Kohli farewells New Zealand as India take unassailable lead in series

Tuesday, 29 January 2019 00:12 -     - {{hitsCtrl.values.hits}}

India's Virat Kohli (L) bats watched by New Zealand's Tom Latham (R) during the third one-day international cricket match between New Zealand and India at Bay Oval in Mount Maunganui on January 28, 2019 - AFP

Reuters: Virat Kohli and Rohit Sharma forged a century-plus partnership as India beat New Zealand by seven wickets in the third one-dayer on Monday to take an unassailable 3-0 lead in the five-match series and signal their preparedness for this year’s World Cup.

Sharma (62) combined with captain Kohli (60) in a 113-run partnership to set up their successful chase before Ambati Rayudu (40) completed the formalities with Dinesh Karthik, who was 38 not out, as India romped home with seven overs to spare.

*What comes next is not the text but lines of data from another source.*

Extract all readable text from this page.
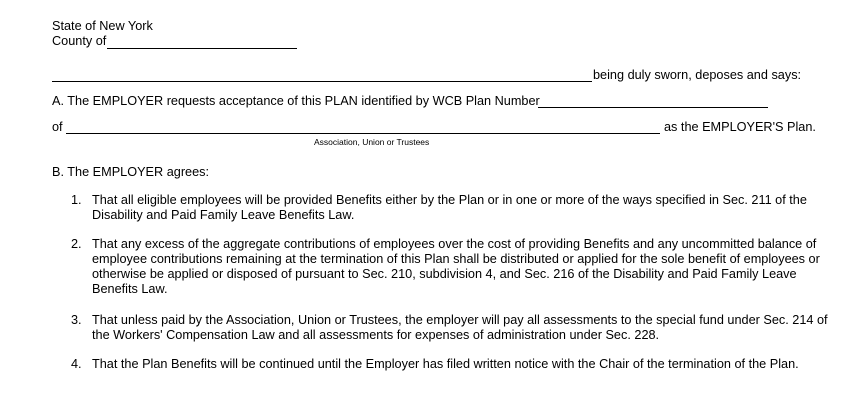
State of New York
County of
being duly sworn, deposes and says:
A. The EMPLOYER requests acceptance of this PLAN identified by WCB Plan Number
of	as the EMPLOYER'S Plan.
Association, Union or Trustees
B. The EMPLOYER agrees:
1. That all eligible employees will be provided Benefits either by the Plan or in one or more of the ways specified in Sec. 211 of the
Disability and Paid Family Leave Benefits Law.
2. That any excess of the aggregate contributions of employees over the cost of providing Benefits and any uncommitted balance of
employee contributions remaining at the termination of this Plan shall be distributed or applied for the sole benefit of employees or
otherwise be applied or disposed of pursuant to Sec. 210, subdivision 4, and Sec. 216 of the Disability and Paid Family Leave
Benefits Law.
3. That unless paid by the Association, Union or Trustees, the employer will pay all assessments to the special fund under Sec. 214 of
the Workers' Compensation Law and all assessments for expenses of administration under Sec. 228.
4. That the Plan Benefits will be continued until the Employer has filed written notice with the Chair of the termination of the Plan.
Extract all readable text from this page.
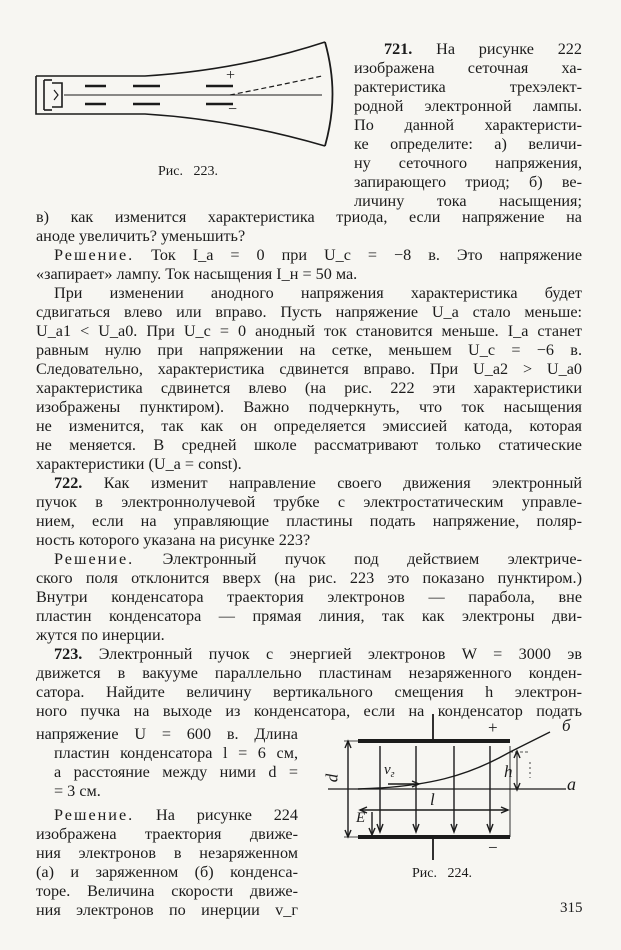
+
−
Рис.   223.
721. На рисунке 222
изображена сеточная ха-
рактеристика трехэлект-
родной электронной лампы.
По данной характеристи-
ке определите: а) величи-
ну сеточного напряжения,
запирающего триод; б) ве-
личину тока насыщения;
в) как изменится характеристика триода, если напряжение на
аноде увеличить? уменьшить?
Решение. Ток I_a = 0 при U_c = −8 в. Это напряжение
«запирает» лампу. Ток насыщения I_н = 50 ма.
При изменении анодного напряжения характеристика будет
сдвигаться влево или вправо. Пусть напряжение U_a стало меньше:
U_a1 < U_a0. При U_c = 0 анодный ток становится меньше. I_a станет
равным нулю при напряжении на сетке, меньшем U_c = −6 в.
Следовательно, характеристика сдвинется вправо. При U_a2 > U_a0
характеристика сдвинется влево (на рис. 222 эти характеристики
изображены пунктиром). Важно подчеркнуть, что ток насыщения
не изменится, так как он определяется эмиссией катода, которая
не меняется. В средней школе рассматривают только статические
характеристики (U_a = const).
722. Как изменит направление своего движения электронный
пучок в электроннолучевой трубке с электростатическим управле-
нием, если на управляющие пластины подать напряжение, поляр-
ность которого указана на рисунке 223?
Решение. Электронный пучок под действием электриче-
ского поля отклонится вверх (на рис. 223 это показано пунктиром.)
Внутри конденсатора траектория электронов — парабола, вне
пластин конденсатора — прямая линия, так как электроны дви-
жутся по инерции.
723. Электронный пучок с энергией электронов W = 3000 эв
движется в вакууме параллельно пластинам незаряженного конден-
сатора. Найдите величину вертикального смещения h электрон-
ного пучка на выходе из конденсатора, если на конденсатор подать
напряжение U = 600 в. Длина
пластин конденсатора l = 6 см,
а расстояние между ними d =
= 3 см.
Решение. На рисунке 224
изображена траектория движе-
ния электронов в незаряженном
(а) и заряженном (б) конденса-
торе. Величина скорости движе-
ния электронов по инерции v_г
+
−
б
a
d	h
l
$v_г$
E
Рис.   224.
315
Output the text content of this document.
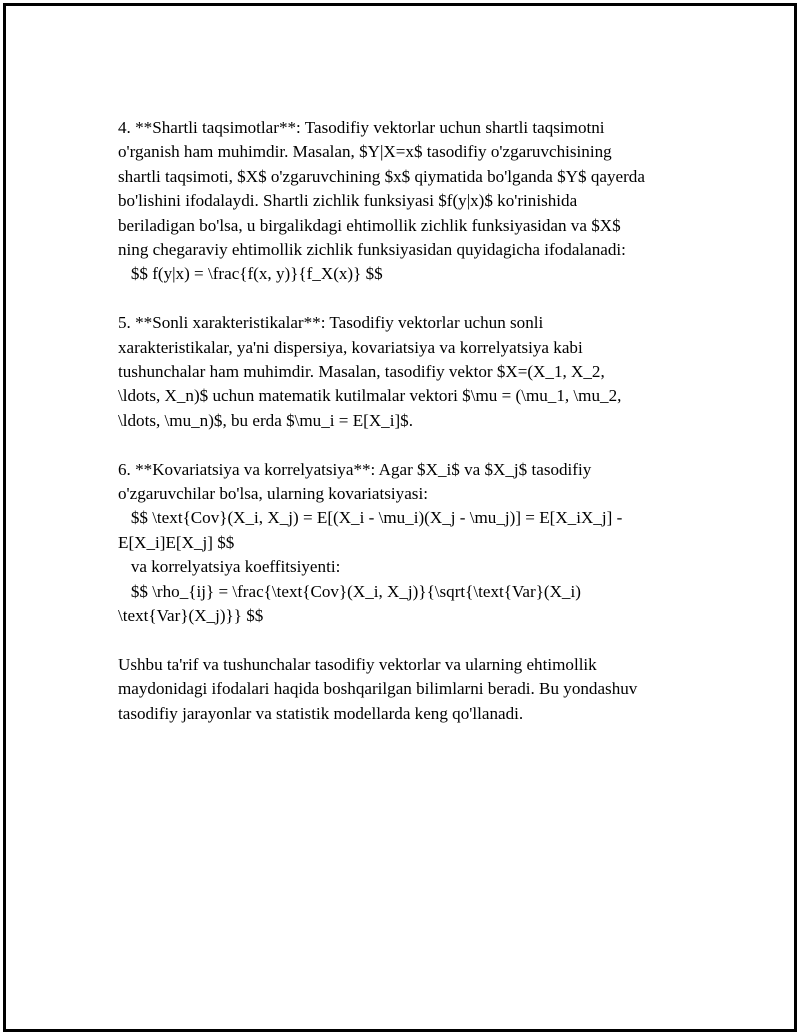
4. **Shartli taqsimotlar**: Tasodifiy vektorlar uchun shartli taqsimotni
o'rganish ham muhimdir. Masalan, $Y|X=x$ tasodifiy o'zgaruvchisining
shartli taqsimoti, $X$ o'zgaruvchining $x$ qiymatida bo'lganda $Y$ qayerda
bo'lishini ifodalaydi. Shartli zichlik funksiyasi $f(y|x)$ ko'rinishida
beriladigan bo'lsa, u birgalikdagi ehtimollik zichlik funksiyasidan va $X$
ning chegaraviy ehtimollik zichlik funksiyasidan quyidagicha ifodalanadi:
$$ f(y|x) = \frac{f(x, y)}{f_X(x)} $$

5. **Sonli xarakteristikalar**: Tasodifiy vektorlar uchun sonli
xarakteristikalar, ya'ni dispersiya, kovariatsiya va korrelyatsiya kabi
tushunchalar ham muhimdir. Masalan, tasodifiy vektor $X=(X_1, X_2,
\ldots, X_n)$ uchun matematik kutilmalar vektori $\mu = (\mu_1, \mu_2,
\ldots, \mu_n)$, bu erda $\mu_i = E[X_i]$.

6. **Kovariatsiya va korrelyatsiya**: Agar $X_i$ va $X_j$ tasodifiy
o'zgaruvchilar bo'lsa, ularning kovariatsiyasi:
$$ \text{Cov}(X_i, X_j) = E[(X_i - \mu_i)(X_j - \mu_j)] = E[X_iX_j] -
E[X_i]E[X_j] $$
va korrelyatsiya koeffitsiyenti:
$$ \rho_{ij} = \frac{\text{Cov}(X_i, X_j)}{\sqrt{\text{Var}(X_i)
\text{Var}(X_j)}} $$

Ushbu ta'rif va tushunchalar tasodifiy vektorlar va ularning ehtimollik
maydonidagi ifodalari haqida boshqarilgan bilimlarni beradi. Bu yondashuv
tasodifiy jarayonlar va statistik modellarda keng qo'llanadi.
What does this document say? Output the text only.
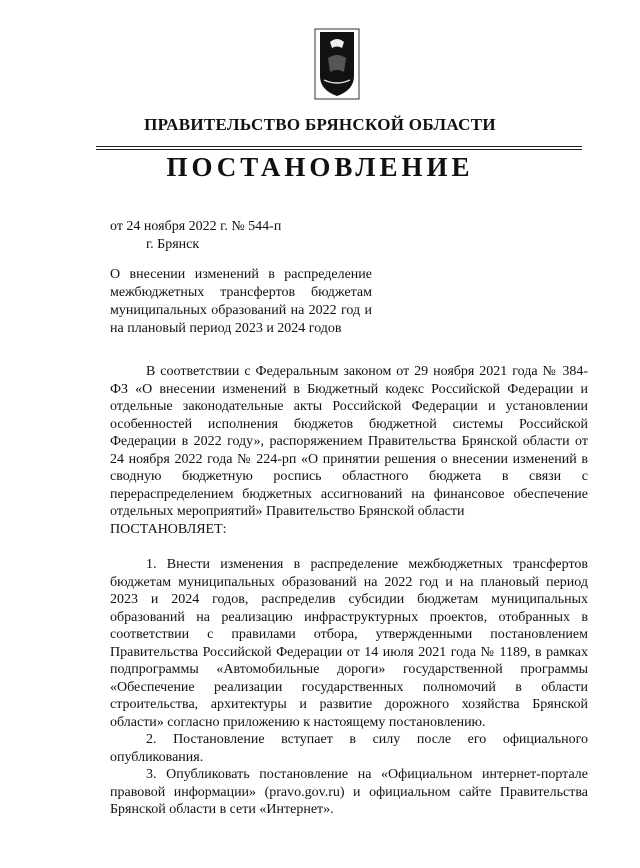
ПРАВИТЕЛЬСТВО БРЯНСКОЙ ОБЛАСТИ
ПОСТАНОВЛЕНИЕ
от 24 ноября 2022 г. № 544-п
г. Брянск
О внесении изменений в распределение межбюджетных трансфертов бюджетам муниципальных образований на 2022 год и на плановый период 2023 и 2024 годов

В соответствии с Федеральным законом от 29 ноября 2021 года № 384-ФЗ «О внесении изменений в Бюджетный кодекс Российской Федерации и отдельные законодательные акты Российской Федерации и установлении особенностей исполнения бюджетов бюджетной системы Российской Федерации в 2022 году», распоряжением Правительства Брянской области от 24 ноября 2022 года № 224-рп «О принятии решения о внесении изменений в сводную бюджетную роспись областного бюджета в связи с перераспределением бюджетных ассигнований на финансовое обеспечение отдельных мероприятий» Правительство Брянской области

ПОСТАНОВЛЯЕТ:

1. Внести изменения в распределение межбюджетных трансфертов бюджетам муниципальных образований на 2022 год и на плановый период 2023 и 2024 годов, распределив субсидии бюджетам муниципальных образований на реализацию инфраструктурных проектов, отобранных в соответствии с правилами отбора, утвержденными постановлением Правительства Российской Федерации от 14 июля 2021 года № 1189, в рамках подпрограммы «Автомобильные дороги» государственной программы «Обеспечение реализации государственных полномочий в области строительства, архитектуры и развитие дорожного хозяйства Брянской области» согласно приложению к настоящему постановлению.

2. Постановление вступает в силу после его официального опубликования.

3. Опубликовать постановление на «Официальном интернет-портале правовой информации» (pravo.gov.ru) и официальном сайте Правительства Брянской области в сети «Интернет».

New Zealand were earlier dismissed for 243 from 49 overs, their third successive failure to last full 50 movers. India have effortlessly outplayed New Zealand in every match so far and are unlikely to miss Kohli, who is now being rested for the last two ODIs and all three Twenty20 matches. While New Zealand managed to negate the left-arm wrist spin of Kuldeep Yadav for the first time and keep him wicketless, the pace trio of Mohammed Shami, Bhuvneshwar Kumar and the recalled Hardik Pandya shared seven wickets among them to deny them a big total.

New Zealand’s innings was well below par on a pitch that had slowed since the second game on Saturday with Ross Taylor (93) and Tom Latham (51) combining for 119 runs in the hosts’ only substantial partnership in the series so far. The failure of openers Martin Guptill (13) and Colin Munro (7) to again give New Zealand a decent start will no doubt be the biggest concern for coach Gary Stead with the World Cup in England just four months away.

Guptill has scored just 299 runs in 11 games since last January, but 235 of those runs have come from three innings.

Munro has accumulated 265 runs from 14 innings and been dismissed in single figures seven times.

Batting together, they have averaged just 23.44 for the first wicket in the same period and on Monday combined for just 10 runs before Munro was caught at slip by Sharma off Shami.

Guptill followed him 16 runs later when wicketkeeper Karthik snaffled a lazy attempt at a drive from a Kumar delivery to leave New Zealand 26-2 in the seventh over and under early pressure they never really recovered from.

An airborne Pandya took a spectacular catch at midwicket to dismiss Kane Williamson for 28 and finished with figures of 2-45 on his return to the side.